La Commission a précisé que les perturbations du transport maritime et la hausse des prix du carburant l’ont contrainte à ajuster ses stratégies logistiques, entraînant des retards dans la livraison des fournitures vitales, notamment vers les pays africains déjà confrontés à des crises humanitaires aggravées. Elle a confirmé que ces conséquences affectent de manière disproportionnée les groupes les plus vulnérables.

Le Kenya, qui est un centre régional clé pour les opérations d’approvisionnement, a connu une augmentation des prix du carburant d’environ 15 %, ce qui a eu un impact sur le rythme de transport de l’aide.

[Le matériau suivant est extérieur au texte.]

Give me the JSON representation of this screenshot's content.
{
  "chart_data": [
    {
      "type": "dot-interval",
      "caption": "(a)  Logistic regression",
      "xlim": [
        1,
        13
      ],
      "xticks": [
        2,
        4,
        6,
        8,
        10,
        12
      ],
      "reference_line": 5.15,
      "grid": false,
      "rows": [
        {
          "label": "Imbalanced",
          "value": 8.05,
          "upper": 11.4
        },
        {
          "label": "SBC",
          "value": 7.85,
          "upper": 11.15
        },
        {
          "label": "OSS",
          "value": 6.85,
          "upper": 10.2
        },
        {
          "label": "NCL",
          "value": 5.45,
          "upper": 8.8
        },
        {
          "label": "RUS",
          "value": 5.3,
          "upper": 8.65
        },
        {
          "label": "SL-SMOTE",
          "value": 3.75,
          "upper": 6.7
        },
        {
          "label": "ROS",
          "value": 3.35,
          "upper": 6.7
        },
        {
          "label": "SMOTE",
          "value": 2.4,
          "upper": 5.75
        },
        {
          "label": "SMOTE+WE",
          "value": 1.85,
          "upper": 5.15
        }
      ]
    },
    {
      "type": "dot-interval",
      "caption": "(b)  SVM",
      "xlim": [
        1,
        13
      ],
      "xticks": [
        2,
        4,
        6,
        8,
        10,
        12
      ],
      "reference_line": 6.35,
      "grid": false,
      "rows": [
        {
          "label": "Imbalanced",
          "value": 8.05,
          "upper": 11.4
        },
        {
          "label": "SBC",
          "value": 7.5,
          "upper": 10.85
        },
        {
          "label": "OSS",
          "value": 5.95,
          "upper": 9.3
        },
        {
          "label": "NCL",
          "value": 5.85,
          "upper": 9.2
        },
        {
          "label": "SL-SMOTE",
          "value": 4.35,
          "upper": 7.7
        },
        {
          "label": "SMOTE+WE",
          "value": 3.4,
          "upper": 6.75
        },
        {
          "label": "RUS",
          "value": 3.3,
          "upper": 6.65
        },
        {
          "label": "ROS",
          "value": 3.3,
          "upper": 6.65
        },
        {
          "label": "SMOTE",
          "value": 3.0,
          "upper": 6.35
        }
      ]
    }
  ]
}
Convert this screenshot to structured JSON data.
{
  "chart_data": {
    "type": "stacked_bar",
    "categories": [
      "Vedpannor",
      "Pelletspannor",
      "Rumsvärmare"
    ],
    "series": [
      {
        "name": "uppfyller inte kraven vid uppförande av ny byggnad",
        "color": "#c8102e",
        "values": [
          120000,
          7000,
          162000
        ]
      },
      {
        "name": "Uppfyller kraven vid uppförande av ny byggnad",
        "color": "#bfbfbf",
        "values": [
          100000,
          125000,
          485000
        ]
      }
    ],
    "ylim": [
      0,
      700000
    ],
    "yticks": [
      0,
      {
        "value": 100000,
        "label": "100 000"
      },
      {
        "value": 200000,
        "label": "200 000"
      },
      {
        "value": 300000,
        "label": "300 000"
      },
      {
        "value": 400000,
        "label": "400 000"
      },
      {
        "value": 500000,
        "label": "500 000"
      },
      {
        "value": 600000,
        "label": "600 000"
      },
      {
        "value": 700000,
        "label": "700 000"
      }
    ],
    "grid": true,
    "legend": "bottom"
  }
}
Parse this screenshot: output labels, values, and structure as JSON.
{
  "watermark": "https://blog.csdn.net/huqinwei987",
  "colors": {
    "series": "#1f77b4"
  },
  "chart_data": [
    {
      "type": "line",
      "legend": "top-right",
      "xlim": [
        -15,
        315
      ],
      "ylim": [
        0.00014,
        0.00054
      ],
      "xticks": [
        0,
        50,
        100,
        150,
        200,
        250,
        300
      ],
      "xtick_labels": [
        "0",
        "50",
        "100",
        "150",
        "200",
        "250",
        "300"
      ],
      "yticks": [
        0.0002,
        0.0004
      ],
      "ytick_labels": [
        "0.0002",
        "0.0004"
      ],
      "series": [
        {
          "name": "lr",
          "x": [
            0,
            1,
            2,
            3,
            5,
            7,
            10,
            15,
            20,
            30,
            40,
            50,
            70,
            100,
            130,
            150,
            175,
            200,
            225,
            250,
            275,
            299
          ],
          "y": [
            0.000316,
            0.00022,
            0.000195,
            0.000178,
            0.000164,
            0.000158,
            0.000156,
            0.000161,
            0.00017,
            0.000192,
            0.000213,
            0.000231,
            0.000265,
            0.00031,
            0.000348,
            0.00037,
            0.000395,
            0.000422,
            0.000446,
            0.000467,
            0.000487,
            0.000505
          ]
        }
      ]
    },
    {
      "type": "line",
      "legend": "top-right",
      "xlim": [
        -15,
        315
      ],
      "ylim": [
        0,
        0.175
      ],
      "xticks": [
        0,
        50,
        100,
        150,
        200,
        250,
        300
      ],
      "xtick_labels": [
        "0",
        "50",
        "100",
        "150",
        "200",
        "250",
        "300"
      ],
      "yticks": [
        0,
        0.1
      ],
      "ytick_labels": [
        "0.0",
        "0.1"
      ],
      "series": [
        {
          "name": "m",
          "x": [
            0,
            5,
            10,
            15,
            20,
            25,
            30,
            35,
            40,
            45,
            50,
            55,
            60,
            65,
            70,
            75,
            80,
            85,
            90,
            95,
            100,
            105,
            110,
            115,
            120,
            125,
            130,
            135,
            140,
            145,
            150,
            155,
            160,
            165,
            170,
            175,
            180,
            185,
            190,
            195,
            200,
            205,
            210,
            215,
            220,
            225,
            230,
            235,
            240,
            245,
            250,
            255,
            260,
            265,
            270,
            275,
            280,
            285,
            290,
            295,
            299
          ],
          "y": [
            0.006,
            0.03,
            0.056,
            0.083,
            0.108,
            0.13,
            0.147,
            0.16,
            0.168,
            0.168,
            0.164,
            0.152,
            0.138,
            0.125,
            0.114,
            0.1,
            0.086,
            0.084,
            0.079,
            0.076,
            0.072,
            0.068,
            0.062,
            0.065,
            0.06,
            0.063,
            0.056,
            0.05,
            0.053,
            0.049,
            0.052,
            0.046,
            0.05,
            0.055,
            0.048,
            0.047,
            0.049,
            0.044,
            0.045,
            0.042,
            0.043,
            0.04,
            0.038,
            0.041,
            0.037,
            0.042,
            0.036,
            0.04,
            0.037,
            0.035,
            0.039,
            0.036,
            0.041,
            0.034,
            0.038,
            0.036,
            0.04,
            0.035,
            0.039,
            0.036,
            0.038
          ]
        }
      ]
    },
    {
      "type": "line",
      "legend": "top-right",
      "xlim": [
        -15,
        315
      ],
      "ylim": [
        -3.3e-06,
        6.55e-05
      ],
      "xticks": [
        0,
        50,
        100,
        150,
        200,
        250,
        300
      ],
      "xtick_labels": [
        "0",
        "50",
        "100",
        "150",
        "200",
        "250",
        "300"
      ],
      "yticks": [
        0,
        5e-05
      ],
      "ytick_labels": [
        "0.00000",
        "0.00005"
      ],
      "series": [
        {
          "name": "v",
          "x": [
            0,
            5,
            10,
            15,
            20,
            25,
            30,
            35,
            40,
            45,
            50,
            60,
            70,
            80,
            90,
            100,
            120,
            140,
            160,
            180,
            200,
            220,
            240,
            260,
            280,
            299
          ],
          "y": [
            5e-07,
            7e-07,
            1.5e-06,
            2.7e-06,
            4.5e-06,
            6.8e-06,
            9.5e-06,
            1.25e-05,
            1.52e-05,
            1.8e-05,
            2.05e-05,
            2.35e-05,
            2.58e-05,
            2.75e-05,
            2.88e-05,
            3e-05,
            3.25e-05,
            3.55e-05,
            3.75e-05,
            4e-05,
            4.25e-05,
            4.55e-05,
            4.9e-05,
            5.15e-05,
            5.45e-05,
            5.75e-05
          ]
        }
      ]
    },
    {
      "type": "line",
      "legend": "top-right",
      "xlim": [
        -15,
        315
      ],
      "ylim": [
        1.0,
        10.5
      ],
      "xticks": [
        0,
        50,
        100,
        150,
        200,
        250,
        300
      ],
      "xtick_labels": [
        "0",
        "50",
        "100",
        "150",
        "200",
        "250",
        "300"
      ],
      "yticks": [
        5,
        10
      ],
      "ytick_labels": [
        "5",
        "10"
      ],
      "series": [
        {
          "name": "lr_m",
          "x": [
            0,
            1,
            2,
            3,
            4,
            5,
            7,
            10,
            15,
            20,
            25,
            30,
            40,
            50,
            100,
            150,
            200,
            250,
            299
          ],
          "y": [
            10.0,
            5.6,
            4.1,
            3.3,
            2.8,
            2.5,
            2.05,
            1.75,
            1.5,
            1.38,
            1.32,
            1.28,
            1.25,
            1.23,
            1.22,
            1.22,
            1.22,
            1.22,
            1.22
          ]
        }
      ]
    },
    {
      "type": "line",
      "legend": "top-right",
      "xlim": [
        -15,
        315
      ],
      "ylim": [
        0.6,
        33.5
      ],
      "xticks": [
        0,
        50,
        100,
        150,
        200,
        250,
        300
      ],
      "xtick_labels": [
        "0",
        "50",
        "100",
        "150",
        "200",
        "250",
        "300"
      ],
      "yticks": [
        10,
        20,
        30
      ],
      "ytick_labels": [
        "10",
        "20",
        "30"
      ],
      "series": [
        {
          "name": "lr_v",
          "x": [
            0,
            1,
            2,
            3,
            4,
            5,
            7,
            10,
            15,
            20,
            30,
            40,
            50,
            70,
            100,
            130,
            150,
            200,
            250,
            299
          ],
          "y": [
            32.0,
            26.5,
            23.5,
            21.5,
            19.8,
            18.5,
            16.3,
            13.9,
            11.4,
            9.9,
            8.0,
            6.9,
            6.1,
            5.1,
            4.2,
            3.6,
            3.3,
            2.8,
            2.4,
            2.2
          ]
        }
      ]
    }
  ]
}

De plus, le nombre de camions disponibles pour transporter les fournitures vers l’Éthiopie, la République démocratique du Congo et le Soudan du Sud a diminué, aggravant ainsi les retards.

Au Soudan, qui fait face à l’une des pires crises humanitaires au monde, le coût de l’acheminement de l’aide a doublé ces derniers mois, notamment en raison de la nécessité de prendre des itinéraires alternatifs via le cap de Bonne-Espérance, ce qui ajoute environ 25 jours au temps de livraison.

La porte-parole de la Commission, Carlotta Wolf, depuis Genève, a déclaré que “les personnes dans le besoin reçoivent les fournitures avec un retard qui ne reflète pas l’urgence de la situation”, en soulignant que le coût de certaines expéditions a doublé, comme pour le transport de matériel de secours de Dubaï vers le Soudan et le Tchad, où il est passé d’environ 900 000 dollars à 1,87 million de dollars.

La Commission met en garde que ces développements surviennent à un moment où elle fait face à des pressions financières croissantes en raison de la diminution du financement des donateurs, ce qui menace sa capacité à répondre efficacement aux besoins humanitaires croissants, en particulier sur le continent africain, qui connaît des crises imbriquées souvent négligées.